Everyone in her class has a nickname. Razor. Mivvi. Eyeball. Neo. Fox. She gets called Dirt Bike, a mucky ride.
Her real name is Tracee, two ‘e’s. It looks good that way.
Her full lips are set in a constant sulk and red hair home-permed into greasy ringlets she calls dreads. Her nails are Bloodblister Purple, chipped. No one gives her as much attention as she gives to her eyes, lashes a glittery green and lids a metal box blue.
On a woman, this look would be a noisy statement: on a twelve-year old girl, it’s a scream.
There are foul things in this world, and Tracee Lord is one of them, says Mrs Ellis, contralto and Christian. Tracee’s form teacher, her shoes always match her handbag, and her fingernails are always clean.
Tracee Lord is foul, foul, foul, she tells the class, and the pupils laugh because it’s true, she is. They only like her when she causes trouble and stops them working, say in Craft or Biology or French.
As a rebel, Tracee lacks that crucial quality of charm. She never smiles except in malice, never jokes except to shame or wound, intuiting somehow the truth behind all humour: that it is never kind.

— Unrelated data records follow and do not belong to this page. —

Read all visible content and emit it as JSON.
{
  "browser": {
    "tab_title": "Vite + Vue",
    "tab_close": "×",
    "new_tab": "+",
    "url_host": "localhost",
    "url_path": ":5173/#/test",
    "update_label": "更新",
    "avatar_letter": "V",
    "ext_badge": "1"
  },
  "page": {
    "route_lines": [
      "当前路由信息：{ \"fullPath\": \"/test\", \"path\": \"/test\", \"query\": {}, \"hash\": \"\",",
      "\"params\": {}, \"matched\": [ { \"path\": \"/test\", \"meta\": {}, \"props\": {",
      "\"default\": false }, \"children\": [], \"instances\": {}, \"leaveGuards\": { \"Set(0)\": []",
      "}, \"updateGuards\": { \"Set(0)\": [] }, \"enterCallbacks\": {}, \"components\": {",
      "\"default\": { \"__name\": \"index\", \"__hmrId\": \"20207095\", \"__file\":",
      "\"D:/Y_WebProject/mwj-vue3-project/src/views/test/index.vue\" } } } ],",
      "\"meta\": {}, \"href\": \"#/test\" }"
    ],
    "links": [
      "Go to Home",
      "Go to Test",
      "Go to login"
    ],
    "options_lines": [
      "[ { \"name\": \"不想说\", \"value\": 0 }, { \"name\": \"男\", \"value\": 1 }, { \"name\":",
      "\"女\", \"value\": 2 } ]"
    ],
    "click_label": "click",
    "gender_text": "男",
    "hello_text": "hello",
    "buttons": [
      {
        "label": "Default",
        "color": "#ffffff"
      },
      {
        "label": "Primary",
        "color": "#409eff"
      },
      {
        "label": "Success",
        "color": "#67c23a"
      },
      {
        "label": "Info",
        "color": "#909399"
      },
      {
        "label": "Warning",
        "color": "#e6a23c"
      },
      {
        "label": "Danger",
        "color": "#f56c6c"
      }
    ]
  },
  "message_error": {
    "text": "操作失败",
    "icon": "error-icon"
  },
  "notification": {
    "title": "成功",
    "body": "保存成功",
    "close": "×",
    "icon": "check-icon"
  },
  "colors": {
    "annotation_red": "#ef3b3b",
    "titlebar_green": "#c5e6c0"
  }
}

Mrs Ellis has her number – which is 666 – but other teachers fail completely. They understand her situation – absent father, mother at a loss with life, a brutal battle between her several elder brothers and a sister for space, attention, air. The first one up in Tracee’s house gets the pick of the clothes, the last of the milk and the bag of crisps for breakfast. The teachers are amazed she makes it into school. Could it be for company?
Boys her age don’t touch or interest her overmuch. It’s older men. Almost tramps, they live in sheltered housing or hostels for the lost and immigrant. They gather round the back of Tesco’s until the Legion lets them in. She used to pass them on those days she went to school late to avoid Assembly or PE.
It started as a laugh, a dare, passing her like a parcel to get her dizzy, offering sips of beer and talking filth until she got giggly-pissed, missed her mouth and the drink soaked her cotton top, little nipples sticking out, so chewable. Not that any of them would do what’s in their heads, except that once, when one of them said, out loud, ‘dead chewable, them’ and pointed, and she said, ‘Go on then,’ and his mouth descended on her tiny breasts and the others watched, fearful and excited.
Not one of them went all the way. A scaly hand copped a feel. Another scratched her thigh. The pleasure of it was dry and tight and theirs alone. Their kisses tasted of Steradent, Embassy Regal, and pale ale, and her delight was in the novelty of it, the being held, the doing wrong and the being wanted.
There was some pain, but it was like a hoop and she went through it. Nothing hurts all the way, nothing she admits to.
She is on a case list, the whole family is. She is being watched from a fretful distance, but the worst of our lives as children is invisible to others.
Her Mam’s a walk-on part. She wakes up hung-over and can stay that way all day. Evenings, she dries her nail varnish over the gas ring, runs her shoes under the tap, and is ready for the night.
Her kids are a mystery to her, sort of there somehow, about the house or elsewhere, loosely belonging.
Sex, she tells Tracee is okay if you’re in love and no one’s hurt. It’s not advice. It’s an explanation, or an apology.
Love comes this summer. It’s Pebbledash Darren who sometimes waits for her after school, twenty-two years old and of no deeply fixed abode. They are engaged – not engaged to be married, just engaged to be engaged, and so Tracee can wear a ring.
He gets his name from where they met - the Pebbledash Café. She’d run out of money and he sat down opposite her. He told her he was on the run and wanted by the police for allsorts. He said he was looking for one last fling before the pigs slammed him back in Risley Remand.
She didn’t believe a word, but, if you ignored the acne, he had skin like coffee when you leave it to go cold, and a sense of drama that matched her own.
They went down to the long grass at the back of the Methodist Hall, and it was like a ballad sung by Mariah Carey only not as loud or long.
This is where they go when he is free to come. He says he really really loves her and holds her down in the long grass and the long grass tickles her legs and the small of her naked back like it too really really loves her, but this is a girl with the soul of a cat. She seeks out the warm places, however few, and wisely only ever loves herself. She is the hardest thing there is to be: the heroine of her own life.
She clutches his head to her neck, which he so fondly bites, and the sky, if she opens her eyes, rotates. The whole world spins about her and, as it turns, she is its still point, its pivot.